使いやすくなった公共交通機関が地域のインフラとして機能するよ
うになり、さらにそれが地域の活性化につながることを期待したい
と思っています。

 一昨年以降、関係者が集まり、「地域公共交通の活性化及び再生
に関する法律」に基づいて二つの協議会を立ち上げ、市全体のバス
交通の再生と長野電鉄屋代線の活性化方策についていろいろ検討・
議論してきたことは、以前ご報告させていただきました。
 その成果として、総合連携計画ができ、公共交通の活性化・再生
に向けて平成22~24年度の3年間にわたり各種事業を行うこと
にしているのですが、この「信里地域バス・乗合タクシー」もその
中に位置付けられた事業の一つです。

 一連の事業ではこのほか、ゴールデンウィーク初日の4月29日
から運行を始めた松代地区の史跡を巡る「松代観光地路線バス」を
はじめ、6月1日からは川中島地区、篠ノ井地区、朝陽・大豆島地
区で「地域循環バス」、古里地区で「通勤時間帯バス」、6月2日
からは篠ノ井共和地区、安茂里地区、西長野・上松地区で「乗合タ
クシー」の実証運行をそれぞれスタートさせています。また、長沼
地区では、既存路線の運行日、運行本数などを拡充しました。

 循環バスは、中心市街地を走る「ぐるりん号」が原点です。その
後、「東北ぐるりん号」「若里・更北ぐるりん号」の運行も始めて
いますが、今回の実証運行を機に、さらに必要な地域に広げていき
たいと考えています。
 今週の初め、今回実証運行を始めた「地域循環バス」の「川中島
線」と「篠ノ井線」に乗ってみました。運行開始からまだ1週間で
したが、そこそこご利用いただいているという印象です。乗車した
区間だけで、10人の利用がありました。車内で何人かとお話しさ
せていただきましたが、便利にお使いいただいているとのことです。
 さらに多くの皆さんにご利用いただくには、まだ日も浅く、十分
に認知されていない面もあるでしょう。存在が知られてくる今後に
期待したいと思っています。

 乗合タクシーなども含め、実証運行で良い成績を収めて、ぜひ本
格運行に移行できるようにしたいものです(本格運行へ移行する基
準として、1日当たりの利用者が循環バスで20~40人、乗合タ
クシーで23人を目安にしたいと考えています)。
 そういえば、同じ6月1日、信州まつもと空港でもフジドリーム
エアラインズ(FDA)が就航しましたが、同時に長野市から空港
への直行バスの運行も始まったようです。
 そして、長野電鉄屋代線に関しても、7月から実証運行を始める
ことにしています。
 いずれも、ご利用いただかなければ廃止されてしまうかもしれま
せん。
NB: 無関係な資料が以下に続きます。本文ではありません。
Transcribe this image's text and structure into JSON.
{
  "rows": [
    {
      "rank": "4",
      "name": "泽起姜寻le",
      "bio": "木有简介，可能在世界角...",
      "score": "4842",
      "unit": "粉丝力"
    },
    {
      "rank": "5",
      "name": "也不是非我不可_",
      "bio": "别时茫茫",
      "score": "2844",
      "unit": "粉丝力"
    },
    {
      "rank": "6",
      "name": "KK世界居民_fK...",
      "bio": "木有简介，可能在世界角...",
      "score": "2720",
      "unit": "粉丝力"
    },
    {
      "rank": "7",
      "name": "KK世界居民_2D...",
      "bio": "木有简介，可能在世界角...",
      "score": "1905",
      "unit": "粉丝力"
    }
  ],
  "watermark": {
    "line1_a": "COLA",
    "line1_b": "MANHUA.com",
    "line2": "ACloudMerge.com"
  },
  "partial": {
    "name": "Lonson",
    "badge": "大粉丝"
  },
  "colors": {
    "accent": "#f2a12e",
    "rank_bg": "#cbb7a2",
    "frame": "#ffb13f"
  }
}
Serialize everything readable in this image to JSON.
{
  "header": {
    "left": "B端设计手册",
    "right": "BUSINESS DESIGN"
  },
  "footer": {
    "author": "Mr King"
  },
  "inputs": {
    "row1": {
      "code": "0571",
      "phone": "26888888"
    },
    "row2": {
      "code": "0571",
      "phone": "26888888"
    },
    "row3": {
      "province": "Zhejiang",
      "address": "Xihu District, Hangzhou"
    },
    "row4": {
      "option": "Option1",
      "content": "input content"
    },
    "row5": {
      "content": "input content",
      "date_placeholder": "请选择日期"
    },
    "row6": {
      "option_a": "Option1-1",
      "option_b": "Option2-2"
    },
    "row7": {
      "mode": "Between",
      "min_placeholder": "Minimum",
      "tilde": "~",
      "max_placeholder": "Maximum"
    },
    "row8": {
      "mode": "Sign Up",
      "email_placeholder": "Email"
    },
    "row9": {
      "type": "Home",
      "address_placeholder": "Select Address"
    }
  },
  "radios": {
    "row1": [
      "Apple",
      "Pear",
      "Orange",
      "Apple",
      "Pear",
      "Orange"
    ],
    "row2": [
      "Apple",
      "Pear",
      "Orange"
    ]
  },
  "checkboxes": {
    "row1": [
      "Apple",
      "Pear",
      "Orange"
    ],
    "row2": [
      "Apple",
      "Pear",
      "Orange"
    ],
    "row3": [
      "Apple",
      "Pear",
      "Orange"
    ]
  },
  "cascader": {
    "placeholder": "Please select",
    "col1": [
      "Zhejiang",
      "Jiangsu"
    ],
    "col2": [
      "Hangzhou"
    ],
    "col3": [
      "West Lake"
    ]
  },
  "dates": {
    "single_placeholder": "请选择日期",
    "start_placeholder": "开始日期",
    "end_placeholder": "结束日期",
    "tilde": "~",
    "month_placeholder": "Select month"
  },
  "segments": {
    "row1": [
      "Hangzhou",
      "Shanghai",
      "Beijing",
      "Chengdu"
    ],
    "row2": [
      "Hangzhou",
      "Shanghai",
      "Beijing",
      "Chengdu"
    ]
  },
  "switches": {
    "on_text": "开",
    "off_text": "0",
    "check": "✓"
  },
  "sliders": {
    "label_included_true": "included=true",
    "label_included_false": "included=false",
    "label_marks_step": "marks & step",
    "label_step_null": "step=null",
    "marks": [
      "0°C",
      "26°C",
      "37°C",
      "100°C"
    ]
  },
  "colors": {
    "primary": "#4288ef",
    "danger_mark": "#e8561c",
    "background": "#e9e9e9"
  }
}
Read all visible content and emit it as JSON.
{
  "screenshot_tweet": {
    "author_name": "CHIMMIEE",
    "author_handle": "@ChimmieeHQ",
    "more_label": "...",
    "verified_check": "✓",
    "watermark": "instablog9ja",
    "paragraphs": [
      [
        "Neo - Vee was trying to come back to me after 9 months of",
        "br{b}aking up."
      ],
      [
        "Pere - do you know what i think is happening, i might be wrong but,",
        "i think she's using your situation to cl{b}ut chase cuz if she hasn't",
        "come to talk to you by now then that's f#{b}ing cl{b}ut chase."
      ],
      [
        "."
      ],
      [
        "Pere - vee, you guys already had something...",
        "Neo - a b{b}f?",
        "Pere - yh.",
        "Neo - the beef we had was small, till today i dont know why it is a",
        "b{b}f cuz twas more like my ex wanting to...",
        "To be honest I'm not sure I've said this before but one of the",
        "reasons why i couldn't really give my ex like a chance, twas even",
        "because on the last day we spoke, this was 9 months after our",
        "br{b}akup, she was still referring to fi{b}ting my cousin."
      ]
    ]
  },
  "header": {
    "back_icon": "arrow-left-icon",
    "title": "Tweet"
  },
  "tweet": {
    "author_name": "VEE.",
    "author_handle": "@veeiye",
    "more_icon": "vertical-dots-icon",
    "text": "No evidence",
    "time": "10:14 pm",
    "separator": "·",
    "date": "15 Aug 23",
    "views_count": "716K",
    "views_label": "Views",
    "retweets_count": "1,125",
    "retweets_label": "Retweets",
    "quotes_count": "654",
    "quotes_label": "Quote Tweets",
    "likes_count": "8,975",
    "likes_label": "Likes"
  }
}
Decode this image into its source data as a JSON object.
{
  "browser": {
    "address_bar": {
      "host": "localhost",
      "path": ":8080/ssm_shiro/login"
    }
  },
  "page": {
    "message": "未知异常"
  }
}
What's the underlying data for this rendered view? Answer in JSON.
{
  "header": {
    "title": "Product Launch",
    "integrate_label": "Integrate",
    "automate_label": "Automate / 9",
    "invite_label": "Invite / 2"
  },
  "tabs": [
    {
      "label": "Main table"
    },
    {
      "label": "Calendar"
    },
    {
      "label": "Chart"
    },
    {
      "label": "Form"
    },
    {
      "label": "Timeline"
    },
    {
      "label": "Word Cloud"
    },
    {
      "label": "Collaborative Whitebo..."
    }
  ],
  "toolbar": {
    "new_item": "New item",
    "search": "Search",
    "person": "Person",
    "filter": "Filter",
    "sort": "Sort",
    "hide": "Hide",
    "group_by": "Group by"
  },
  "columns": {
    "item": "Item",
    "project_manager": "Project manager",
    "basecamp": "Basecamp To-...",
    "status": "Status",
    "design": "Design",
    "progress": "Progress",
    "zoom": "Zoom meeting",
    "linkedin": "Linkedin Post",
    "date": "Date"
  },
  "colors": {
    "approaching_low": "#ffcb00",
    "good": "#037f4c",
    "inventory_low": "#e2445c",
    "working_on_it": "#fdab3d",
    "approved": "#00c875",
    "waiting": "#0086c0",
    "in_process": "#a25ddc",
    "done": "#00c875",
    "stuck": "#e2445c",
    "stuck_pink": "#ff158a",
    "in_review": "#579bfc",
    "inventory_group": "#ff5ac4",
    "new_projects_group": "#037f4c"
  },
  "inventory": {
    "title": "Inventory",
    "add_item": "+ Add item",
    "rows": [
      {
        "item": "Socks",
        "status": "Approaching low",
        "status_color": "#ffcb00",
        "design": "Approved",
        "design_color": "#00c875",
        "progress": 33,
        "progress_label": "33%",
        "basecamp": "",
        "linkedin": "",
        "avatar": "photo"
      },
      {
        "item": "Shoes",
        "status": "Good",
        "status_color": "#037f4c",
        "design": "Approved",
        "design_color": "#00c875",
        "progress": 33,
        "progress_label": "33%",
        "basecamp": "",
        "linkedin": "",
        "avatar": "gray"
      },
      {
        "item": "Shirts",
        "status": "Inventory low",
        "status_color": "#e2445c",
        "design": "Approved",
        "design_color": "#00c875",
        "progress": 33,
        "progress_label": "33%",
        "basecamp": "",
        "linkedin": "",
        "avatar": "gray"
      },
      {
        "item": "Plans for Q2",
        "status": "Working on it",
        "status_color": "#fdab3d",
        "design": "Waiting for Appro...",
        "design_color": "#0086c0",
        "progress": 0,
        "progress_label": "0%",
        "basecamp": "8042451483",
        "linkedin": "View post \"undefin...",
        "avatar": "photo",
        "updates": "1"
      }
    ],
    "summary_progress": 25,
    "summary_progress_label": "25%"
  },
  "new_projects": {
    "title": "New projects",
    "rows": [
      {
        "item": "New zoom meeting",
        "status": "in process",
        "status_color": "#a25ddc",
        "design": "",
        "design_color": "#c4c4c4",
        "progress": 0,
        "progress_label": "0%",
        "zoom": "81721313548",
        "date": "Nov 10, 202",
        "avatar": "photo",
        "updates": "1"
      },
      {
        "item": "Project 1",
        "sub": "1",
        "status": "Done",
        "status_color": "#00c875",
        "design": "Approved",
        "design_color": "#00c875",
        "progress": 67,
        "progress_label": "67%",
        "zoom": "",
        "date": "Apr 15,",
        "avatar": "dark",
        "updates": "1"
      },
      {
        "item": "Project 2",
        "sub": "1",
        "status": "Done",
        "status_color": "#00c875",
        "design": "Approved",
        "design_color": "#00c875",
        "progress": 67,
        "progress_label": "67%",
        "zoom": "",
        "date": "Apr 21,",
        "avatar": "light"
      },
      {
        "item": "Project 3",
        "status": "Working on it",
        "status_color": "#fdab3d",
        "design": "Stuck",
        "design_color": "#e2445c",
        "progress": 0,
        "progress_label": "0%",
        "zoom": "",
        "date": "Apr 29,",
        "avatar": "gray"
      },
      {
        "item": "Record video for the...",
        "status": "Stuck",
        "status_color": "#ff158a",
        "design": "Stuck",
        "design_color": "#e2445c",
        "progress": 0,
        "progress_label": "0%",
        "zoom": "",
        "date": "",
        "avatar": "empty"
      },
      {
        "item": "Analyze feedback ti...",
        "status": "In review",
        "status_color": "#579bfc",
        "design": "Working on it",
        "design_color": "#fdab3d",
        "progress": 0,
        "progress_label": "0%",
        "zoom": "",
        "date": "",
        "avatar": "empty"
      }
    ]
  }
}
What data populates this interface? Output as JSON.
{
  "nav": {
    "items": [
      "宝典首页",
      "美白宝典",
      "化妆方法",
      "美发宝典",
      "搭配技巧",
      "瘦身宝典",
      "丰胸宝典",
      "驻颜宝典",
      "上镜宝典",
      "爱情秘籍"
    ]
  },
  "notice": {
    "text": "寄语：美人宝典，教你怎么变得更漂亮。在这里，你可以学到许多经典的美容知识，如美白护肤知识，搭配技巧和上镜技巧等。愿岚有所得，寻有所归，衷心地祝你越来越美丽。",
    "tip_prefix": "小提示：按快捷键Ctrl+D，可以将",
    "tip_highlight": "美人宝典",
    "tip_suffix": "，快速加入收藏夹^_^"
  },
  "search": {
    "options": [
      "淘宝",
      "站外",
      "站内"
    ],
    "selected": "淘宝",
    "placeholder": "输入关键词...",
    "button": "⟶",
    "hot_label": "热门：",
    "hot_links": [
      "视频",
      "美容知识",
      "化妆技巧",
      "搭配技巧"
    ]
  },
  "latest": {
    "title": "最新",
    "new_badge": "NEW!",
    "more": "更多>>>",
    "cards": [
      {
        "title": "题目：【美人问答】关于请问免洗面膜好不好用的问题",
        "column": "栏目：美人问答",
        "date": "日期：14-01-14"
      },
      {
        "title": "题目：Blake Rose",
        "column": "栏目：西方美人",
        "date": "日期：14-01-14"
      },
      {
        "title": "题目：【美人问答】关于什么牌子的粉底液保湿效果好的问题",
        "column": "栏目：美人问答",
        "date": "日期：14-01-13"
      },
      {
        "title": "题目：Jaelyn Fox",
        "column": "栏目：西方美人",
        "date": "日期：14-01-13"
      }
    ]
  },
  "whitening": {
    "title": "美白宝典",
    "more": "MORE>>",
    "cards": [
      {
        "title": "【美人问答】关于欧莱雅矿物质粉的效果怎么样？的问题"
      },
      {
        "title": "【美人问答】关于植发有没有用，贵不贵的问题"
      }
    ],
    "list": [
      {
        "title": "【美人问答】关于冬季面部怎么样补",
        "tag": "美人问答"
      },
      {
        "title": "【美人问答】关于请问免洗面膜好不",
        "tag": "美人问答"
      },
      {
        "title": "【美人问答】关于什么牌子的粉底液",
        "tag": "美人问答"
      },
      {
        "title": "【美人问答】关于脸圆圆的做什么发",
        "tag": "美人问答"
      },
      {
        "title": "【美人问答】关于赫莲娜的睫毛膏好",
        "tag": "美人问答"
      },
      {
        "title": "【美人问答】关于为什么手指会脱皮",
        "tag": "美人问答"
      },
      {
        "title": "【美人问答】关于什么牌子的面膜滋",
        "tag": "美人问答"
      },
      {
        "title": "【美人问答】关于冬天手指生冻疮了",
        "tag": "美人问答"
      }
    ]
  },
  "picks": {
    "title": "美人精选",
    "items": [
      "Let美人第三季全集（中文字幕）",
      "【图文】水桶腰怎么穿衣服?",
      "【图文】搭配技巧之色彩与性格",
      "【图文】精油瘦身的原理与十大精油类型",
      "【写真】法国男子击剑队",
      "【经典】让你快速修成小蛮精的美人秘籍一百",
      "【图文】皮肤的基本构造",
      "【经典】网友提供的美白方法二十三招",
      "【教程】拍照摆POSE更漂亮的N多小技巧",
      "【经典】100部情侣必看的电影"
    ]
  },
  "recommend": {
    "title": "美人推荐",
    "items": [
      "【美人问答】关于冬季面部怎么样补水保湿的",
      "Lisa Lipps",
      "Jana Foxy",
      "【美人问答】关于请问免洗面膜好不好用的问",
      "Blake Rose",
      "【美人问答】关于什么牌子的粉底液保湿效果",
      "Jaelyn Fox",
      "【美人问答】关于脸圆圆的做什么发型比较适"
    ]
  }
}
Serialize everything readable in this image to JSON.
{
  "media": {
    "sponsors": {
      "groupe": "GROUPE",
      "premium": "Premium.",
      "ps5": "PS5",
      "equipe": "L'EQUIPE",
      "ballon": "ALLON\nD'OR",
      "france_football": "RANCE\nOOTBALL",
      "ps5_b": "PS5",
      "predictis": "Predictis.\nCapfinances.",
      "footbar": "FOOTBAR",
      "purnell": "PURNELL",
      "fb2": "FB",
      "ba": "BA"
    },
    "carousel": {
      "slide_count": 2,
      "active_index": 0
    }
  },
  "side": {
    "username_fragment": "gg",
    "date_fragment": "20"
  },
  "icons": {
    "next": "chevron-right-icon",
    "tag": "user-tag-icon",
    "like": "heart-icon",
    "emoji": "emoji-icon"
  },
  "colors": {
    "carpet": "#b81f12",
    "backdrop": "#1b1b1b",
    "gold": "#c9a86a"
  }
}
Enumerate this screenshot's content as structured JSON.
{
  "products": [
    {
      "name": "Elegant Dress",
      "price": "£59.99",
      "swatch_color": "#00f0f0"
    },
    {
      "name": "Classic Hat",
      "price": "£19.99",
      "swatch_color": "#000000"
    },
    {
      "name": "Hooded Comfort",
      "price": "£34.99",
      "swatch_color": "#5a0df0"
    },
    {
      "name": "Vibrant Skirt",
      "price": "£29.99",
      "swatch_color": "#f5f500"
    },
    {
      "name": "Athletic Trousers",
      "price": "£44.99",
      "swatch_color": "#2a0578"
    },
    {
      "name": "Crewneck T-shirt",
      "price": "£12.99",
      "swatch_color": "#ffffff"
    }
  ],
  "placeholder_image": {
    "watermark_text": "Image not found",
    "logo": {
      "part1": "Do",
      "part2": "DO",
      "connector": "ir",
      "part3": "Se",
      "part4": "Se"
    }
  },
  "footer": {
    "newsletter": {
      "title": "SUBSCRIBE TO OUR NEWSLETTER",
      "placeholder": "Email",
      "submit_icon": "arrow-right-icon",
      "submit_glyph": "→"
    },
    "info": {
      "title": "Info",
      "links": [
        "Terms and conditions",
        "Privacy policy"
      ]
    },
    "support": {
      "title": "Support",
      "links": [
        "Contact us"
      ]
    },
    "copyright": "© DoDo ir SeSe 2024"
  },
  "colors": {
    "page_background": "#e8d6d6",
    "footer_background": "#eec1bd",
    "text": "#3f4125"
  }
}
ぜひ、乗って残しましょう。

 実は、今回始めた総合連携計画による事業について困っているこ
とがあります。それは、国からの補助金の減額です。
 長野市としては、国の指導もあって法定協議会を組織し、総合連
携計画を作って実証運行などをスタートさせたのです。そして、事
業費の半分は、補助金として国から頂けるということが当初の枠組
みのはずでした。
 しかし、新年度になって個所付けが発表されたところ、国の補助
金が半分以下になってしまっているのです。すなわち、市とすれば
国の方針に従って予算化したはずが、実行段階になって大幅に減額
されてしまったのです。
 加えて、この補助金の根拠となる国の「地域公共交通活性化・再
生総合事業」そのものが、省庁版事業仕分けである「行政事業レビ
ュー」でいったん廃止することに決まった、という情報まで聞こえ
てきています。

 本年度だけではなく、3年計画の事業ですから、果たして今後予
定通り行うことができるかどうか、心配の種が増えてしまいました。